Cependant, même dans les pays riches des régions tempérées, il existe de grandes disparités en matière de vulnérabilité à la chaleur, ce qui expose certaines femmes à des risques. C'est pourquoi Wheeler estime que les décideurs politiques doivent examiner la question « à travers le prisme de la justice reproductive » – non seulement comme un problème pour toutes les femmes enceintes, mais surtout pour celles qui sont pauvres et touchées par le racisme.

À cette fin, Human Rights Watch s'associe à des doulas, des professionnels non médicaux qui fournissent des conseils et informeront les femmes enceintes à faible revenu sur la manière de se protéger de la chaleur à Miami-Dade, en Floride. "Nous sommes au point zéro en ce qui concerne le changement climatique et ces problèmes", déclare Esther McCant, consultante en soins maternels et fondatrice de Metro Mommy Agency, un fournisseur de services de doula.

En Floride, les températures atteignent régulièrement 35 degrés Celsius et dans les maisons sans contrôle climatique, cela peut être dangereux. "Les familles que nous servons ont souvent du mal à payer l'entretien supplémentaire du système de climatisation, lorsqu'elles en disposent", explique McCanti. Son entreprise intégrera la sensibilisation à la chaleur dans des formations qui incluront plus de 90 doulas en Floride, en Géorgie et à Hawaï en 2024 et au-delà, qui comprendront le partage d'informations pratiques et une assistance avec les clients.

Ce type de soutien financier et infrastructurel est important, dit Wheeler. Certains endroits vont dans la bonne direction, ajoute-t-elle, comme l'État indien d'Andhra Pradesh, où il fait très chaud en été. Depuis 2019, il propose des conseils en matière de chaleur pour les femmes enceintes, des points d'hydratation dans les transports en commun, de l'eau potable dans les espaces publics ou encore une indemnisation en cas de décès liés à la chaleur.

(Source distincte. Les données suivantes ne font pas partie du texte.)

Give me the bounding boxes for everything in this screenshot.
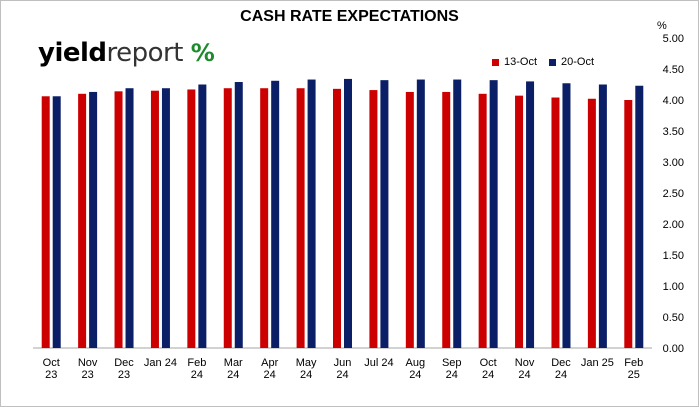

Pendant ce temps, Bonelli et Maimela sont impliqués dans des recherches qui pourraient inciter les décideurs politiques à prendre des mesures pratiques similaires. Dans le cadre d'un nouveau projet pluriannuel basé dans les villes pakistanaises de Karachi et Matiar, Bonelli travaille avec des urbanistes et des architectes pour concevoir des points de refroidissement communautaires et des logements naturellement ventilés afin d'alléger le fardeau thermique des femmes enceintes. Maimela étudie le rôle que les subventions en espèces versées aux familles pauvres peuvent jouer pour aider les femmes enceintes à s'adapter à la chaleur.

Pour sa part, Bonelli continue de recueillir des preuves sur les effets de la chaleur extrême sur les femmes enceintes et leurs bébés à naître. Elle travaillera ensuite avec plus de 700 femmes enceintes de Gambie pour déterminer s'il existe des changements épigénétiques liés aux changements de température au cours des différents trimestres de la grossesse. Elle et son équipe prélèveront également des échantillons du placenta et effectueront des tests comportementaux des neurones des nouveau-nés afin d'étudier plus en détail les effets nocifs et potentiels de la chaleur sur le développement du fœtus et la vie des nouveau-nés.

À mesure que ces preuves s’accumulent, Sinjanka fait de son mieux pour garantir aux femmes de Keneba un accouchement confortable et soutenu. "Je veux toujours les voir sourire à la fin du voyage", dit-il. En fin de compte, il croit que c'est la recherche, couplée à l'action, qui permettra d'atteindre cet objectif pour ses patients.